Coverage of your Part A deductible
Coverage of your Part B deductible
Coverage of the daily co-payment requirement for skilled nursing care
Medically necessary emergency care needed during the first two months of a trip outside the United States
Medicare Part B excess charges (i.e., the difference between your doctor’s fee and Medicare’s allowance)
Medicare preventive care Part B coinsurance costs
Two plans, Plans K and L may have lower premium costs than other Medigap plans because they require you to pay a portion of Part B coinsurance or co-payment costs, and Part A deductible and hospice care coinsurance or co-payment costs. However, they provide protection against catastrophic illnesses by limiting your annual out-of-pocket expenses.

Some of the benefits not covered by Medigap include long-term nursing home care, and vision and dental care. Medigap will follow Medicare in excluding what is unnecessary or experimental.

If you are covered by your former employer’s health insurance plan, you may not need Medigap.

Will Medicare alone be enough to cover my health-care needs in retirement?

No. Medicare coverage comes with deductibles and significant co-payments or coinsurance costs for many types of treatments, including hospitalizations. Typically, the deductible amounts are increased each year.

If you’re not prepared to pay these expenses out of pocket, you may want to consider a Medigap policy (a supplemental medical insurance policy).
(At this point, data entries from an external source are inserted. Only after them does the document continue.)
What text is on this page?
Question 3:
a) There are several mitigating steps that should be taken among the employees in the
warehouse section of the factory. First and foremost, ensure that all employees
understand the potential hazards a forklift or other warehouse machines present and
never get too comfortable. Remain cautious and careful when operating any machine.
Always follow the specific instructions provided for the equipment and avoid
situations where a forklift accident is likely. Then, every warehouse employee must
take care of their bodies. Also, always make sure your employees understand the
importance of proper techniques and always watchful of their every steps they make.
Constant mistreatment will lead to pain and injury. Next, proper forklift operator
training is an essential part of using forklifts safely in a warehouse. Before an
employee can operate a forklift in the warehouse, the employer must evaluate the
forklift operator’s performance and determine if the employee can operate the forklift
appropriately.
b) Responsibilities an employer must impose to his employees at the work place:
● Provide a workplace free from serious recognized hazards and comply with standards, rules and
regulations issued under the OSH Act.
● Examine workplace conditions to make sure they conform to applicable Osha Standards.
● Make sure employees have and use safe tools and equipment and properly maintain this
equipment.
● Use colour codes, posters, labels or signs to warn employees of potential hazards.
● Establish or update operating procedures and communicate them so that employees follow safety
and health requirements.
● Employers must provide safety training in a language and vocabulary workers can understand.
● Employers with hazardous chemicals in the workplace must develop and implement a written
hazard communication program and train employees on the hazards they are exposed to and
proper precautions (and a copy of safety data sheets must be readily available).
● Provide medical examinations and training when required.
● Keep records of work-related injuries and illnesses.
Medigap insurance policies are sold by private health insurers. These policies are standardized and regulated by both state and federal law.

There are 10 standard Medigap plans, although not all are available in all states. These plans cover certain specified services, but offer different combinations of coverages. Some cover all or part of your Medicare deductibles, co-payments, or coinsurance costs.

If you’re covered by an employer-sponsored health plan in retirement, you may not need to purchase Medigap insurance. In this case, your primary insurance coverage continues to be your employer’s health plan; for eligible unpaid expenses, Medicare would provide secondary coverage.